1. 2

  2. 1

    Last I looked into this topic I found the situation of available Life cycle inventory datasets quite sad.

    A lot of research and life cycle assessment studies depend on these databases. Most datasets are being produced by private companies tailored to specific proprietary tools (such as Gabi) which researchers then use for modelling their subject of interest. There are some public datasets but they are considered incomplete by life cycle assessment profesionals I have talked to.

    Setting aside the issue that most software used in this research domain is proprietary, the licence terms of these data sets are very obnoxious. The terms of use are very narrowly restricted. And these data sets are very expensive, especially if they come with some seal of approval of some (self-appointed?) authority in the field. This data is being treated like trade secrets in many respects, even though it is essential for public research about our climate.
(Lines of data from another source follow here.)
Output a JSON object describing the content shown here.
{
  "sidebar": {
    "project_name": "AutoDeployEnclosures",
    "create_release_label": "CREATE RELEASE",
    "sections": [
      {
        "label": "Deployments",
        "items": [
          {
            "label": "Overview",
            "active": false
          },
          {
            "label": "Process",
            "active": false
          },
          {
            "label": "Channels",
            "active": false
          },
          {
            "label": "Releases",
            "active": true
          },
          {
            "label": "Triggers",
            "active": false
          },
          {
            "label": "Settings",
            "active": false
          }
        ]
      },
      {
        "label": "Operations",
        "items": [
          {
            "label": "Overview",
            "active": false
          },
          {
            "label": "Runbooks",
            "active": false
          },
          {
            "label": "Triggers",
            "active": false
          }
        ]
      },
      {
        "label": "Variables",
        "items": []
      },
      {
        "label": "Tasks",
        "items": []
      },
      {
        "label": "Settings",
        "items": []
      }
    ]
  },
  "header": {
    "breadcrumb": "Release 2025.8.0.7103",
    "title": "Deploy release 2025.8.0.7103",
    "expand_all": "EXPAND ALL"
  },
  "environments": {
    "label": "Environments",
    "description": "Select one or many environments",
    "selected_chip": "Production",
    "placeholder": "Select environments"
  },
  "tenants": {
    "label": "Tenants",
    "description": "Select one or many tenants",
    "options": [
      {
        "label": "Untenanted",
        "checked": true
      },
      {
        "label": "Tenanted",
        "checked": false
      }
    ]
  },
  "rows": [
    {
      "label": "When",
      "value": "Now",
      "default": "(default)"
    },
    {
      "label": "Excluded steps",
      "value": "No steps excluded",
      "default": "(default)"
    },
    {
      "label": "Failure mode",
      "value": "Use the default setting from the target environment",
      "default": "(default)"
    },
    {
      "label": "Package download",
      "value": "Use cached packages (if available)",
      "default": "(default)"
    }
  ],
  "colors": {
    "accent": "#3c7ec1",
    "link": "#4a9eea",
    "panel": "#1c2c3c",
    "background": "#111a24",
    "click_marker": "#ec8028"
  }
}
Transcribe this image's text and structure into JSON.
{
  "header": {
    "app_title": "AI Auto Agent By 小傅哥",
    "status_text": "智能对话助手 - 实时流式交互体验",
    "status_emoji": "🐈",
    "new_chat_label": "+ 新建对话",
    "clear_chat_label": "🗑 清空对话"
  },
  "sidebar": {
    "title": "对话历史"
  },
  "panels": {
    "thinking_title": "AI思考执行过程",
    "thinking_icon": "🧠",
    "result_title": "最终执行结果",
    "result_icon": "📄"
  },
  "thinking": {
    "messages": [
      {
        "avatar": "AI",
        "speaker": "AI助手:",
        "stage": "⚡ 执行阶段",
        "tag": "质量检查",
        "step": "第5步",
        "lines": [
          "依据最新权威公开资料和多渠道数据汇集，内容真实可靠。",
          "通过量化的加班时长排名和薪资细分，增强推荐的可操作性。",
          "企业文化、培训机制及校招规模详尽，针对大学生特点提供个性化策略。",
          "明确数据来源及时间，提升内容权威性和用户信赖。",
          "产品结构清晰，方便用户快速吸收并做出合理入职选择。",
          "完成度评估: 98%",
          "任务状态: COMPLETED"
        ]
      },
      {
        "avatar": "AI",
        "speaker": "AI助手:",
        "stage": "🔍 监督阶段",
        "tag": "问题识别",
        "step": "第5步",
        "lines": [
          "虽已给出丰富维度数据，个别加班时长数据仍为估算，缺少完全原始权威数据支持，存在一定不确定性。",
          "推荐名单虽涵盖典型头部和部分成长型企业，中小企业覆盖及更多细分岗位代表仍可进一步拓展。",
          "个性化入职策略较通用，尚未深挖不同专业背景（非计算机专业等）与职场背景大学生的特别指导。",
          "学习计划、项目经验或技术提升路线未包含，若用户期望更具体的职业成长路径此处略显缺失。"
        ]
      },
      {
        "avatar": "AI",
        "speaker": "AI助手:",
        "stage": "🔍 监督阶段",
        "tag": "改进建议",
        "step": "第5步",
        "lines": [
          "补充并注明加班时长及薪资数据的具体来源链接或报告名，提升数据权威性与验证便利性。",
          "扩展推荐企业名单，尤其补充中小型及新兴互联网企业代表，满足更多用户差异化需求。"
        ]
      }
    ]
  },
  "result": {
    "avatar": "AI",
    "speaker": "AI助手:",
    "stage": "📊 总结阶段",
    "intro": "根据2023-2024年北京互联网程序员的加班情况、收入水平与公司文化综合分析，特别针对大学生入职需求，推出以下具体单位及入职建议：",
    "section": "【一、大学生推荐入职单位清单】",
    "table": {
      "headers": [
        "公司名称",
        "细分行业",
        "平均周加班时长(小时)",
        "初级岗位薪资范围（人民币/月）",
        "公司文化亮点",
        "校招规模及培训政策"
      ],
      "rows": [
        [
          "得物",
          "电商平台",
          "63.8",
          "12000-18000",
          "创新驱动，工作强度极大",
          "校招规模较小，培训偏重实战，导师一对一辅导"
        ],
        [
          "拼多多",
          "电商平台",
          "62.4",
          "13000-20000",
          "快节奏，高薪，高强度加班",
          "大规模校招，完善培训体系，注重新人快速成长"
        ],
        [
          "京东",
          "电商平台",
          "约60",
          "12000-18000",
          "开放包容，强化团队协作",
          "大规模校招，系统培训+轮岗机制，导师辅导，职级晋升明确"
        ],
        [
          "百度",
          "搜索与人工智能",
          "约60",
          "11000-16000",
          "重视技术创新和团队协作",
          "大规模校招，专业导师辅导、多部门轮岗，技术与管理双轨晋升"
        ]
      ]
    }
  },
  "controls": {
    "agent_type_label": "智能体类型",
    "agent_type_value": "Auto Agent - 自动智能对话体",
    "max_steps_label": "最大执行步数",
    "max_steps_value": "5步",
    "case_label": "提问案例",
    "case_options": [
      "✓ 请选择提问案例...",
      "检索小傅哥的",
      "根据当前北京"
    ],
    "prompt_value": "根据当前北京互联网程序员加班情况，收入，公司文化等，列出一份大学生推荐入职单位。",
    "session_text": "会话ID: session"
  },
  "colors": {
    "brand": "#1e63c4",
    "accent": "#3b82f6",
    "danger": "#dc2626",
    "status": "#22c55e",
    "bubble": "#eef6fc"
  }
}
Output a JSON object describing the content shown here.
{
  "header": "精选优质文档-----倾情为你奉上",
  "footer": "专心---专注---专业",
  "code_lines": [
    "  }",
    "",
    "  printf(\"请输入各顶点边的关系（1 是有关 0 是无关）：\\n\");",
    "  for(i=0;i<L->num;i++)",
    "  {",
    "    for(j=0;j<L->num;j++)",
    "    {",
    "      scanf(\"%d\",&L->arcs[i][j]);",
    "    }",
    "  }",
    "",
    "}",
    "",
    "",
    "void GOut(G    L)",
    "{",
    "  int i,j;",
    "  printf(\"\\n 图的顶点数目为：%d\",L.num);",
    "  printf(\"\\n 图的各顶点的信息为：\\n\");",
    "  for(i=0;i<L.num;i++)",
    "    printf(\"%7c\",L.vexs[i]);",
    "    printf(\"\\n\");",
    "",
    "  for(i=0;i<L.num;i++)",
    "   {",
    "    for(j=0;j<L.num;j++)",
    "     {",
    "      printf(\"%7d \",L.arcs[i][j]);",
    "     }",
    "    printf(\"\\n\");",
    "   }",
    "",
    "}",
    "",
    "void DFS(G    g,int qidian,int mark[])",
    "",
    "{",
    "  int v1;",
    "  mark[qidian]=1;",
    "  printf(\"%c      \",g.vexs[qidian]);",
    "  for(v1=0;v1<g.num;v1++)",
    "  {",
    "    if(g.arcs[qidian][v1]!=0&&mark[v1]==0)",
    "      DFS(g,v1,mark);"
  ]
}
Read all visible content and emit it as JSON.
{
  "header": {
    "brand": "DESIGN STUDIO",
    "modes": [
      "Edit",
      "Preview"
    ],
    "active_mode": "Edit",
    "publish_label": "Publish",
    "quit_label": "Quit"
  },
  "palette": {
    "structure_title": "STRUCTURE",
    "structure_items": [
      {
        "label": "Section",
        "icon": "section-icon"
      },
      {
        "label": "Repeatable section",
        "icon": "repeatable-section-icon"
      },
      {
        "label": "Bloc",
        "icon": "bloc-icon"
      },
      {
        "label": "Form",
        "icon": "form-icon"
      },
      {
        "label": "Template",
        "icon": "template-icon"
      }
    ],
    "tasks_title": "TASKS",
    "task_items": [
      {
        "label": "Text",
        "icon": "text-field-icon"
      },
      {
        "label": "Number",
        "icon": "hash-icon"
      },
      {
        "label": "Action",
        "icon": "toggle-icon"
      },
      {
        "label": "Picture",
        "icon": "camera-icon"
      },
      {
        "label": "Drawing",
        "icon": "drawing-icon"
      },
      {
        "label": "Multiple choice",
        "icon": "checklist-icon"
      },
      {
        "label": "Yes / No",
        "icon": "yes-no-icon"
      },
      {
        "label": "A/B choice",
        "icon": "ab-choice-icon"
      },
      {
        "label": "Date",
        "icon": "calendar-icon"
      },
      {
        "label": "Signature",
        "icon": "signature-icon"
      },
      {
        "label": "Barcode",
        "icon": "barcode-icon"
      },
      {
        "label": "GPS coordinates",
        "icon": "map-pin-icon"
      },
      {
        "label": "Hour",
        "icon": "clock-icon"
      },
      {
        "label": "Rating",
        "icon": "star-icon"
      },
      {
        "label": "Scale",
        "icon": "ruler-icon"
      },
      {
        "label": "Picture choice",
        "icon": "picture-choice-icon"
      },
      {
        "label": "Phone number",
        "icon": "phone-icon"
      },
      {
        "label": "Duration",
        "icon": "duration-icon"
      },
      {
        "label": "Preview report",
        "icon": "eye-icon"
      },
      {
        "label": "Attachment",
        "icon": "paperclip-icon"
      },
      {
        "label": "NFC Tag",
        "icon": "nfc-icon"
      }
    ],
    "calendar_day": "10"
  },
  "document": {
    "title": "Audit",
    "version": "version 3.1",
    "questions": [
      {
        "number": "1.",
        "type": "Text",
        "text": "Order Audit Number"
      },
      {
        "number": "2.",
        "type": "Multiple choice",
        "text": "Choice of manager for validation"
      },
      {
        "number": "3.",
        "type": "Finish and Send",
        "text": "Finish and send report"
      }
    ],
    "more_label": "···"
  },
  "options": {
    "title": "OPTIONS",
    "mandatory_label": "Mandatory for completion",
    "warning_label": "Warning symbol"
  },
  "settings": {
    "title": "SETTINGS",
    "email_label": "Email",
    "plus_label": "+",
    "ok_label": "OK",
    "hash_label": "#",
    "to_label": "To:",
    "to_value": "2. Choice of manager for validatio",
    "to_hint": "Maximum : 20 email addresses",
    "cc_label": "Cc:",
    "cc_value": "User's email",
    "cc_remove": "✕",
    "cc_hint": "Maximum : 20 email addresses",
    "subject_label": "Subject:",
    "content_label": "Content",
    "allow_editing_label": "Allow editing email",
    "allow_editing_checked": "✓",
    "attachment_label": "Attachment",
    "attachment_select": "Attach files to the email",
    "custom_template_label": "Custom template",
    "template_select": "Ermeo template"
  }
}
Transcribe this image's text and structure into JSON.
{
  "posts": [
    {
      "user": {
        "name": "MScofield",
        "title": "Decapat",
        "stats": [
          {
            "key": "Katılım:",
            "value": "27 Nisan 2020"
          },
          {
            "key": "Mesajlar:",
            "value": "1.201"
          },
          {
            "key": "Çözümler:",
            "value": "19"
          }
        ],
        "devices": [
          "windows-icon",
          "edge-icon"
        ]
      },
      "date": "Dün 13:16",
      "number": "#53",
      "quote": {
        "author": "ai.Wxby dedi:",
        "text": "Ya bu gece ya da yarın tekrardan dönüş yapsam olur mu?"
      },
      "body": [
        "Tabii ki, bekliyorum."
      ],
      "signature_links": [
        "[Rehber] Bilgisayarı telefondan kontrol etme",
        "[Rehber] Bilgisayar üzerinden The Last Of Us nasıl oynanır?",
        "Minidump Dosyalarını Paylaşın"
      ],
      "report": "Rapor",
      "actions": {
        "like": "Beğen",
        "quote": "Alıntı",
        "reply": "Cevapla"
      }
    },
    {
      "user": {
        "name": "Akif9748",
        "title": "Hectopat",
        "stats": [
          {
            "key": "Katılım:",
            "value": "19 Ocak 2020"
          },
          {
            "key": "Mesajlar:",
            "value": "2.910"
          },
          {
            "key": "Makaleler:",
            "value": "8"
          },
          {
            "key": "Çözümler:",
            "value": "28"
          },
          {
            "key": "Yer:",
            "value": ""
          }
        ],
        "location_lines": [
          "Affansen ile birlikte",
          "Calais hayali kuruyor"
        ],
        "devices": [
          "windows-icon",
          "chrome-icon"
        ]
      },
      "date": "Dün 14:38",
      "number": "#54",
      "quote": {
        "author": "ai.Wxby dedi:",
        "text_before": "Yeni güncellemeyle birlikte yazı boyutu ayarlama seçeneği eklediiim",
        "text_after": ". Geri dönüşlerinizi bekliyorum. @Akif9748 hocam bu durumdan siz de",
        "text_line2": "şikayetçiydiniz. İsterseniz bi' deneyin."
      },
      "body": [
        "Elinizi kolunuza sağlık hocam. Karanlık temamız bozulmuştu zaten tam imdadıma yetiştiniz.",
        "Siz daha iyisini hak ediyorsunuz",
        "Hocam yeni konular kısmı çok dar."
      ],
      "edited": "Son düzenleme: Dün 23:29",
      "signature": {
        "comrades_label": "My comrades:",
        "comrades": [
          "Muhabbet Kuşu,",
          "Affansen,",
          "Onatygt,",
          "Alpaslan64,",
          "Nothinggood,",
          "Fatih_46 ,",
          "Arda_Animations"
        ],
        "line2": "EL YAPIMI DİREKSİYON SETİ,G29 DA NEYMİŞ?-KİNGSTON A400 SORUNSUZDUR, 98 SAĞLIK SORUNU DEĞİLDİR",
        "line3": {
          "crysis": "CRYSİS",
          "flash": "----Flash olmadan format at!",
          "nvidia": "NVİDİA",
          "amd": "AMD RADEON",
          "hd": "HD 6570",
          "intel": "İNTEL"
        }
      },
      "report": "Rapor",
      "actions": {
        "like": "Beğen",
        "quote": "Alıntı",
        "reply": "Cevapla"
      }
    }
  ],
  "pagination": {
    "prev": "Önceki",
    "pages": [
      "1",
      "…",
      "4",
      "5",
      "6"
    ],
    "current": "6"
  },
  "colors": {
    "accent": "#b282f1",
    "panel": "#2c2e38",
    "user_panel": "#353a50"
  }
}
    Granted, it takes a lot of effort and expertise to compile and maintain accurate LCI databases. But this problem seems like a great fit for a community project which provides a platform for researches and other experts to share and accumulate data they have gathered, in a wikipedia-like fashion, free for everyone to use for any purpose.

    What is your view on this?

    1. 2

      Yes, the secrecy of scientific data is a huge problem. Even paying for the data, there can be problems with providers about the usage conditions of that data.

      I don’t know what to say. People who painstakingly compiled the data don’t seem to know how to profit off it except by restricting access to the data. I believe perhaps there should be more government initiatives to collect and free the data. That’s not an easy thing to do either, though.